Only a few decades ago, human beings had their first look at Earth from space. Cities, skyscrapers, and other Guinness-Book-of-World-Records manmade wonders disappeared into a swirl of greens and blues shrouded in a white cape of weather and atmosphere.

That view from space has changed the way we think about the Earth and the part we play in it more radically than did the Copernican revolution in the 16th century. It buried forever the notion that people are masters of their environment. Since then, environmentalists, writers, and scientists have been trying to write a new explanation of humanity’s role in the world.

David Suzuki’s new book, The Sacred Balance, attempts to stitch together this new world view by looking at the balances that occur in the human body, the natural world, and in our social and spiritual lives. To do this he borrows heavily from Lovelock’s Gaia principle, which argues that the Earth itself is a living organism, delicately balanced and self-regulated in the same way the human body is.
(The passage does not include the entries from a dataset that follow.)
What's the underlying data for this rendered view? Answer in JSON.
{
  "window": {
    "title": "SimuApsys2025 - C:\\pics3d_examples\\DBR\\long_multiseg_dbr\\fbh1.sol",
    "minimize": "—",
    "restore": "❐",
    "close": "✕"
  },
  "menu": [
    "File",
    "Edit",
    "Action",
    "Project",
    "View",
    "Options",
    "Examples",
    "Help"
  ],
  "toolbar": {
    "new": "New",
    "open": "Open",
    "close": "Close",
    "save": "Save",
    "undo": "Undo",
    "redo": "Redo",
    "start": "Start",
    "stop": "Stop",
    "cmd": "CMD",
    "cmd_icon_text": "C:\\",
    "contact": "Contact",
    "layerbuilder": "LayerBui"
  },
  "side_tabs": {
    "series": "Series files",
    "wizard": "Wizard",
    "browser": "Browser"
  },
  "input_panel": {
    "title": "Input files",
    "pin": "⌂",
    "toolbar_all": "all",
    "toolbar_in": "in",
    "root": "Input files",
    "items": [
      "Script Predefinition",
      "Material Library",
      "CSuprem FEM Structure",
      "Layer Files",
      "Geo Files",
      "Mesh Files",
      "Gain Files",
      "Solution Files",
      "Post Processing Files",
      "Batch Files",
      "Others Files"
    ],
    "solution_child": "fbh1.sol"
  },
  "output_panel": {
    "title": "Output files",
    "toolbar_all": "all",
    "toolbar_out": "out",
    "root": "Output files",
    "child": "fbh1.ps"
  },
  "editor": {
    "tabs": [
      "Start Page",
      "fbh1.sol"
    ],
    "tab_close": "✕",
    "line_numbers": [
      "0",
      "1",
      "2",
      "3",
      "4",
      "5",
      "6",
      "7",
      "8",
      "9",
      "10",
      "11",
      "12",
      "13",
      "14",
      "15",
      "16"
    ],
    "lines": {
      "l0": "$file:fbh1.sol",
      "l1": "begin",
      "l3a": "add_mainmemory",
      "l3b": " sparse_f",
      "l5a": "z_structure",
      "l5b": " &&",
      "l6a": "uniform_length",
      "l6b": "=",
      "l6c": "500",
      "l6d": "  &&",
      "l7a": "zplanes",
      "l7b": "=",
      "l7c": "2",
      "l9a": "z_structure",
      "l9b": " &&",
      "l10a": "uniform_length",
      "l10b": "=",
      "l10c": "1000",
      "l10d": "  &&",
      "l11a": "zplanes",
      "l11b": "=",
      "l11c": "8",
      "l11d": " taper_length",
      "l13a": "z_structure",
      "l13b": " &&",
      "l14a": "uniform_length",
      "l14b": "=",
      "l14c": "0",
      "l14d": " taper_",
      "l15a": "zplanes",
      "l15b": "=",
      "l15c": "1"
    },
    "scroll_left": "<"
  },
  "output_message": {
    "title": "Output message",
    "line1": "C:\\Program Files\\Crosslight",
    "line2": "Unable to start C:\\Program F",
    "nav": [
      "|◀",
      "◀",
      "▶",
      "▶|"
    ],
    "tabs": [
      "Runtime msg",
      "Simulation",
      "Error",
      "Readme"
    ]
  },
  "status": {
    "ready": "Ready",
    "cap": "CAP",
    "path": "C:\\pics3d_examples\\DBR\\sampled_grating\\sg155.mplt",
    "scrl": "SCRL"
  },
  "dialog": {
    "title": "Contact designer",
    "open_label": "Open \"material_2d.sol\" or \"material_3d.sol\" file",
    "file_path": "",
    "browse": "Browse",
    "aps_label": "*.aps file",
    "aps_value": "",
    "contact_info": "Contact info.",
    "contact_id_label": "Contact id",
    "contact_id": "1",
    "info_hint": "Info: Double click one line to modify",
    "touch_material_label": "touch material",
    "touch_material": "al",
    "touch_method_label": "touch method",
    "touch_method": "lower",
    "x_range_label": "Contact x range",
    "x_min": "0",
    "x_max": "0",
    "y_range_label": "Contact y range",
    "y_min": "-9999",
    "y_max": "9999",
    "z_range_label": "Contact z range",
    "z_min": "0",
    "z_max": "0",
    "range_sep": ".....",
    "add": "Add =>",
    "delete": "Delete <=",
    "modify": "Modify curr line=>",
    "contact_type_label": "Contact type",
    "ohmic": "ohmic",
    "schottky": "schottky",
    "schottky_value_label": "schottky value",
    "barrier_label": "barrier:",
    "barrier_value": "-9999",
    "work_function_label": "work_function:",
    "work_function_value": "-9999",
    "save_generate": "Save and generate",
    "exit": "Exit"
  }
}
The Sacred Balance is vintage Suzuki: he argues that our actions are throwing the Earth’s life support systems off balance and possibly endangering all life forms; that to save ourselves and the planet we must change our profligate ways and restore the sacred balance. But Suzuki delivers this message in a backhanded and disorganized way. He branches out from his biologist and naturalist roots, making pronouncements about pop psychology (children who aren’t loved grow up maladjusted), and about human spirituality and love in the natural world. He even goes so far as to suggest that the act of a mud dauber feeding its young might be an act of “love.”

Suzuki tries to beef up his argument with texts and graphics culled from everywhere from the Bible to Romantic poets to Nobel laureates. There are some real gems, but they steal his thunder: they say what Suzuki is trying to say more effectively and succinctly.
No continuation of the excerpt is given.